Esse requerimento deverá ser formulado na primeira oportunidade dada ao réu para se manifestar.

Nesse sentido:

Ao se interpretar conjuntamente os arts. 28-A, § 14, e 28, caput, ambos do Código de Processo Penal, chega-se às seguintes conclusões:

a) Em razão da natureza jurídica do acordo de não persecução penal (negócio jurídico pré-processual) e por não haver, atualmente, norma legal que impõe ao Ministério Público a remessa automática dos autos ao órgão de revisão, tampouco que o obriga a expedir notificação ao investigado, poderá a acusação apresentar os fundamentos pelos quais entende incabível a propositura do ajuste na cota da denúncia;

b) Recebida a inicial acusatória e realizada a citação, momento no qual o acusado terá ciência da recusa ministerial em propor o acordo, cabe ao denunciado requerer (conforme exige o art. 28-A, § 14, do CPP) ao Juízo (aplicação do art. 28, caput, do CPP, atualmente em vigor), na primeira oportunidade dada para a manifestação nos autos, a remessa dos autos ao órgão de revisão ministerial.
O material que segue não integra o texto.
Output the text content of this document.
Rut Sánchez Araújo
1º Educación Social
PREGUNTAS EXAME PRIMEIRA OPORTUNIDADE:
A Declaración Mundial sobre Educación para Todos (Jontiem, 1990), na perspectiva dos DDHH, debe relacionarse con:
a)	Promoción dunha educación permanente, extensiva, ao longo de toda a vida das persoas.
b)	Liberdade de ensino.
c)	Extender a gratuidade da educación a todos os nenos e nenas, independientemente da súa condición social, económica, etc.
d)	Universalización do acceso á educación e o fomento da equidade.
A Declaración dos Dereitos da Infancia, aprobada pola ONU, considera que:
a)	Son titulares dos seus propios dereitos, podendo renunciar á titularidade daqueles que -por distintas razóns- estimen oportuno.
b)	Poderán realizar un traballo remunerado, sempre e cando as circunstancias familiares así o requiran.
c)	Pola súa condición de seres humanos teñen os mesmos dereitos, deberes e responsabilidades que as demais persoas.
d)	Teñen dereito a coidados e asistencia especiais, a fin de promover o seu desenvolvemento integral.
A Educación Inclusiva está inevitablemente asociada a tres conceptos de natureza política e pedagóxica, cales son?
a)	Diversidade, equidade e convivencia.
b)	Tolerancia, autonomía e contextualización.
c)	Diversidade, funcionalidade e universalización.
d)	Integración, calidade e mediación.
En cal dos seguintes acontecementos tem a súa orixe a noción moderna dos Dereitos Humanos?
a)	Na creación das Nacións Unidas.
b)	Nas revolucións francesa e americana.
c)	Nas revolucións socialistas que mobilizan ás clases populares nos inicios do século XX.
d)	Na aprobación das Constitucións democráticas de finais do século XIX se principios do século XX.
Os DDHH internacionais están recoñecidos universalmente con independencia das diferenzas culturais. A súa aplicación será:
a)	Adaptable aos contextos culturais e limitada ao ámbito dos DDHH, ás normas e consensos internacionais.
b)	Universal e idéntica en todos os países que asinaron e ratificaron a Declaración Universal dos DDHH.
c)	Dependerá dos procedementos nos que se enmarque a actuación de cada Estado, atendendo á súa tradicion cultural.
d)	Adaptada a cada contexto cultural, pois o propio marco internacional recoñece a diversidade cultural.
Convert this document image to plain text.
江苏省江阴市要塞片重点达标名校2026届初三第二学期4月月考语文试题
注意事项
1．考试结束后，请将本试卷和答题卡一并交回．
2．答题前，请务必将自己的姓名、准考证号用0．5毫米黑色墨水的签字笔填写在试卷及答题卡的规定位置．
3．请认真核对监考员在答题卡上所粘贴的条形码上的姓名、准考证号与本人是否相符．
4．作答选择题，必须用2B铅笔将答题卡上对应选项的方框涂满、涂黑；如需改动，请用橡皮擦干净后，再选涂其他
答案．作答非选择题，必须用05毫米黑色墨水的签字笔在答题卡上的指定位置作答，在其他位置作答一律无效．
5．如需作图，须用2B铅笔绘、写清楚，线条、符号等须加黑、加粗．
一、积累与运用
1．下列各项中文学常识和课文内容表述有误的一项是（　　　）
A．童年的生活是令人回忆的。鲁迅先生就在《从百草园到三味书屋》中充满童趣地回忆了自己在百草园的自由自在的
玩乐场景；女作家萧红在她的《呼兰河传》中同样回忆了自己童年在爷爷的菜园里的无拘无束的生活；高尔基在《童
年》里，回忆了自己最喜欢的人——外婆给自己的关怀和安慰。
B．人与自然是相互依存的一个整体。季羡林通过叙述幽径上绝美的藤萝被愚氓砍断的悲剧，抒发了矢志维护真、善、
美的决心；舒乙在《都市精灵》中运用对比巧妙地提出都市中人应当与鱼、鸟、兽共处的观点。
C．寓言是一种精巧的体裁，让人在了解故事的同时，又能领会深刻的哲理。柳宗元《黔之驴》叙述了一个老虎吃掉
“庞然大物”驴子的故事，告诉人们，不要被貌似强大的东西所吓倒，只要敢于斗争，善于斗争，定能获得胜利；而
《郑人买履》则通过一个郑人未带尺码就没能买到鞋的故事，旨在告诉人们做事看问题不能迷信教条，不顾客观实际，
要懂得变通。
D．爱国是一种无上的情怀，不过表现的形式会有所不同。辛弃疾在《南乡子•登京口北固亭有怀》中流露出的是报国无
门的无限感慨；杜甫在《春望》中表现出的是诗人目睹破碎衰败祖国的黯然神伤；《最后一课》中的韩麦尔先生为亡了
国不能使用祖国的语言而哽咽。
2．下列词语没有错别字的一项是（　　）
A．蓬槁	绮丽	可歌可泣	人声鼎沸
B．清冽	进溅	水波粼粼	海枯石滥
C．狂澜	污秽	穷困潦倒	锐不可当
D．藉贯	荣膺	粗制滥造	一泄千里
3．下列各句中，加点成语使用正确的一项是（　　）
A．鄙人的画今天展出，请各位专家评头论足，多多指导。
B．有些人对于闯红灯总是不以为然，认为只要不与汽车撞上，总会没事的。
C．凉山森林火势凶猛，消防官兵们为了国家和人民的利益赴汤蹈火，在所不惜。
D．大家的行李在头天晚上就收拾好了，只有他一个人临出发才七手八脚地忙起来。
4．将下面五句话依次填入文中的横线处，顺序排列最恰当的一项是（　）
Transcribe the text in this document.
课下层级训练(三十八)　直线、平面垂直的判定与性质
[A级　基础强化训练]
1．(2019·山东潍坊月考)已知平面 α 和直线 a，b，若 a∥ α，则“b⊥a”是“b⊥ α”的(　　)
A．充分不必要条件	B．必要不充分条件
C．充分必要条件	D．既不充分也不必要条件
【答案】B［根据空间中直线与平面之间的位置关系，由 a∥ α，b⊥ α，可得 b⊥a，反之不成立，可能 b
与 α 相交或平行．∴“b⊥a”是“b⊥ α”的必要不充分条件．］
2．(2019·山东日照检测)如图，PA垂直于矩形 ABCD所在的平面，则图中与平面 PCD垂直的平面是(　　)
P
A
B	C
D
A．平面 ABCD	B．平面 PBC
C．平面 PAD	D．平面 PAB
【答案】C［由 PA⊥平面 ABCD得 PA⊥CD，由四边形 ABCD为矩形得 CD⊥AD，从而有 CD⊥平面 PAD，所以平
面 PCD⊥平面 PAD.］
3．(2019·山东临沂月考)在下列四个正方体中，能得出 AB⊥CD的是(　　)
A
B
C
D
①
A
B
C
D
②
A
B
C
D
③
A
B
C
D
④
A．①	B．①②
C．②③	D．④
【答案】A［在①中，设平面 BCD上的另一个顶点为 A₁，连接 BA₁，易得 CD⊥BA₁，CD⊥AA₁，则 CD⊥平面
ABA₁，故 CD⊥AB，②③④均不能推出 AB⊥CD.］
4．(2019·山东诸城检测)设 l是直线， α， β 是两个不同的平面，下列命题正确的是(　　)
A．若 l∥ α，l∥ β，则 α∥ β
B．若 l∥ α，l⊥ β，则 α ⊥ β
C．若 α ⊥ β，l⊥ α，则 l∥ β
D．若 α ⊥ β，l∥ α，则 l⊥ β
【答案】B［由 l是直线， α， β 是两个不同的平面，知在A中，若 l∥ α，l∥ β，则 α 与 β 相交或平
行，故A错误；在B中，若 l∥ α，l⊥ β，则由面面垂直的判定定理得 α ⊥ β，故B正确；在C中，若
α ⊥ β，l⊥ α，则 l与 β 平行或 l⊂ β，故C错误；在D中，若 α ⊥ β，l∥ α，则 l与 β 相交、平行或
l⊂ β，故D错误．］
STJ. 6ª Turma. HC 664.016/SP, Rel. Min. Laurita Vaz, DJe 17/12/2021.

 

Portanto, conforme a jurisprudência do STJ, por ausência de previsão legal, o Ministério Público não é obrigado a notificar o investigado acerca da propositura do acordo de não persecução penal, sendo que, ao se interpretar conjuntamente os arts. 28-A, § 14, e 28, caput, do CPP, este último em vigor em virtude de medida cautelar deferida pelo STF, na ADI n. 6.298/DF, a ciência da recusa ministerial deve ocorrer por ocasião da citação, após o recebimento da denúncia, podendo o acusado, na primeira oportunidade para manifestação nos autos, requerer a remessa dos autos ao órgão de revisão ministerial.

 

Em suma:

Por ausência de previsão legal, o Ministério Público não é obrigado a notificar o investigado acerca da proposta do Acordo de Não Persecução Penal.

STJ. 6ª Turma. REsp 2.024.381-TO, Rel. Min. Jesuíno Rissato (Desembargador convocado do TJDFT), julgado em 7/3/2023 (Info 766).